With globalisation—the growing dominance of transnational corporations and financial institutions—the size of the “cake” depends directly on the international competitiveness of each corporation, i.e., its ability to exploit workers to the hilt. Any social concession scares off investors, causes the stock price to fall and induces the corporations to relocate production to countries with lower wages.

The unions have responded by transforming themselves into co-managers, who defend the competitiveness of “their” company at the expense of the workforce. They blackmail workers, play one plant off against others and organise wage cuts and layoffs. In return, their officials and works councillors are well paid. A works council leader or union secretary earns several times as much as an ordinary production worker. The former workers at the Opel car plant in Bochum, in the steel industry and in many other sectors have all learnt this lesson the hard way.

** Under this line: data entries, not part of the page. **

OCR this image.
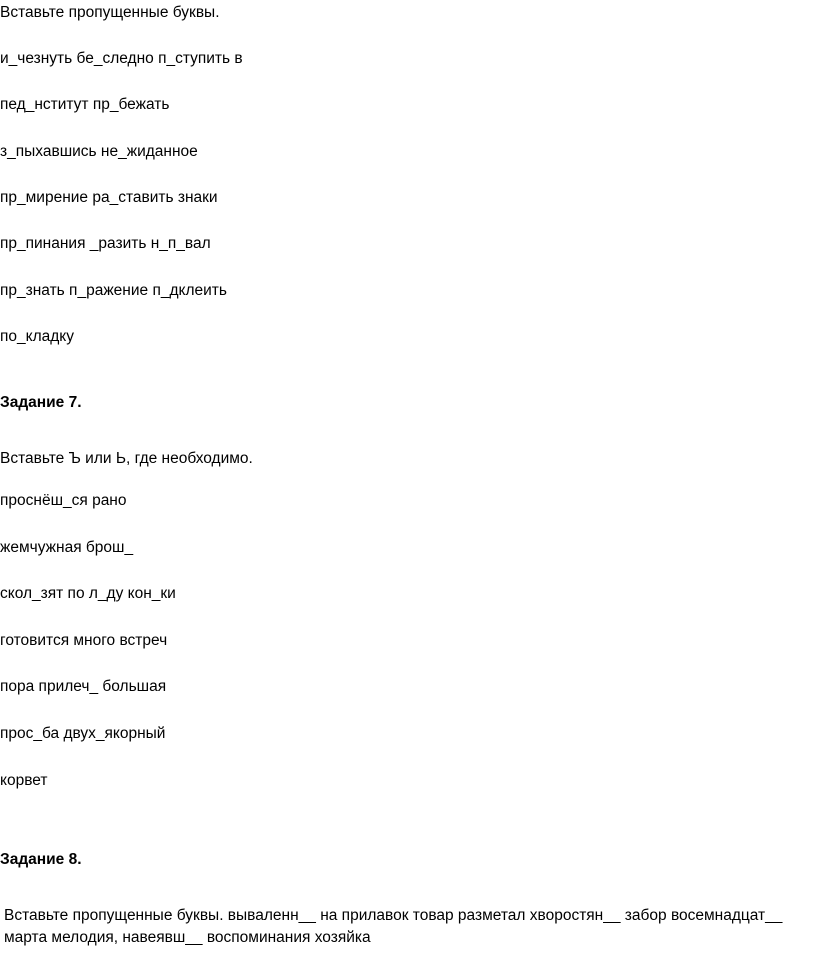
Вставьте пропущенные буквы.
и_чезнуть бе_следно п_ступить в
пед_нститут пр_бежать
з_пыхавшись не_жиданное
пр_мирение ра_ставить знаки
пр_пинания _разить н_п_вал
пр_знать п_ражение п_дклеить
по_кладку
Задание 7.
Вставьте Ъ или Ь, где необходимо.
проснёш_ся рано
жемчужная брош_
скол_зят по л_ду кон_ки
готовится много встреч
пора прилеч_ большая
прос_ба двух_якорный
корвет
Задание 8.
Вставьте пропущенные буквы. вываленн__ на прилавок товар разметал хворостян__ забор восемнадцат__ марта мелодия, навеявш__ воспоминания хозяйка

As a consequence, executives’ salaries, dividends, share prices and the fortunes of billionaires have risen exponentially, while the situation for workers has sharply deteriorated. The railways are no exception.

Previously a director of the former state-owned company received a salary equivalent to that of a top civil servant. However, today’s board members draw corporate executives’ salaries and earn many times more. The contracts of company head Richard Lutz, Infrastructure Director Ronald Pofalla (CDU) and Passenger Transport Director Berthold Huber are to be extended this week and their salaries increased by 10 percent in 2023, despite the coronavirus crisis. Lutz would then receive 990,000 euros (before bonuses), Pofalla and Huber 715,000 euros each.

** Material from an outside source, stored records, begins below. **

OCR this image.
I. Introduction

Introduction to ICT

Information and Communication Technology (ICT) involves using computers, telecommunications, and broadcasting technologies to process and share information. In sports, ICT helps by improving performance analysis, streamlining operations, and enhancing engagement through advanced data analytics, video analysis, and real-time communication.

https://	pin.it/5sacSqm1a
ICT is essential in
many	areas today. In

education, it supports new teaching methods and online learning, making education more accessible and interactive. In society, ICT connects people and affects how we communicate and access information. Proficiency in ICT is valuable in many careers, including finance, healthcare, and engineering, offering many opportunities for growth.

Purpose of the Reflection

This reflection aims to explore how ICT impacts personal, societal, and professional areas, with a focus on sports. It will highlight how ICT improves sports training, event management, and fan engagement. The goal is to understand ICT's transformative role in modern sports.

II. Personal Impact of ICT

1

Weselsky regularly rages against the increase in management salaries, but as a trade unionist, member of the CDU and fierce opponent of socialism, he works closely with the employer. The only difference between him and other union bureaucrats is that he is even more narrow-minded. While mimicking the role of a militant train driver, the destruction of hundreds of thousands of jobs leaves him cold. His more than two-hour appearance on the YouTube channel “Jung & Naiv” shows this particularly clearly.

Born in 1959, Weselsky worked as a train driver in the German Democratic Republic (GDR) and praised the unification of Germany in 1989-90 and the introduction of capitalism into former Stalinist-run East Germany. He proudly described his first industrial action with the newly founded GDL-East, claiming in July 1990 that, with a short strike, his train drivers had ensured their wages would be converted 1:1 to West German currency instead of 2:1 as originally planned.

In fact, at that time all wages, pensions and living costs, such as rent, electricity, etc. were converted 1:1 by law. Chancellor Helmut Kohl (CDU) wanted to avoid at all costs that the reunification ratified on October 3, 1990 could be jeopardised by social struggles. What Weselsky conceals is the price the working class paid for this.

The Kohl government could afford the 1:1 exchange rate because most of the jobs in the former German Democratic Republic would soon be wiped out. At the time of reunification, 540,000 unemployed people were already registered in the former GDR, 1.8 million were on short-time work and 300,000 took early retirement.

The railways were not spared from this jobs massacre. The workforce of the East German Deutsche Reichsbahn shrank from 253,000 to 138,000 within two and a half years. At the time of the subsequent railway reform in 1994, there were still about 500,000 employees in rail transport in eastern and western Germany—today there are less than half that number.

Nevertheless, in the “Jung & Naiv” interview, Weselsky praised the introduction of capitalism in the GDR in the strongest terms. He had “very much welcomed the new legal system” in 1990, he said, and stressed that “Marx, Engels, that sounds so much like class struggle. And we don’t do that. That’s the very big difference.” He remains a member of the CDU, even though he differs with the party on its acceptance of the Collective Bargaining Unity Act.

Weselsky also explicitly welcomed members of the far-right Alternative for Germany into the GDL. It is a “democratically legitimate party,” so he rejects the exclusion of AfD members from the GDL. That would be a “turn away from the principle of a united union.”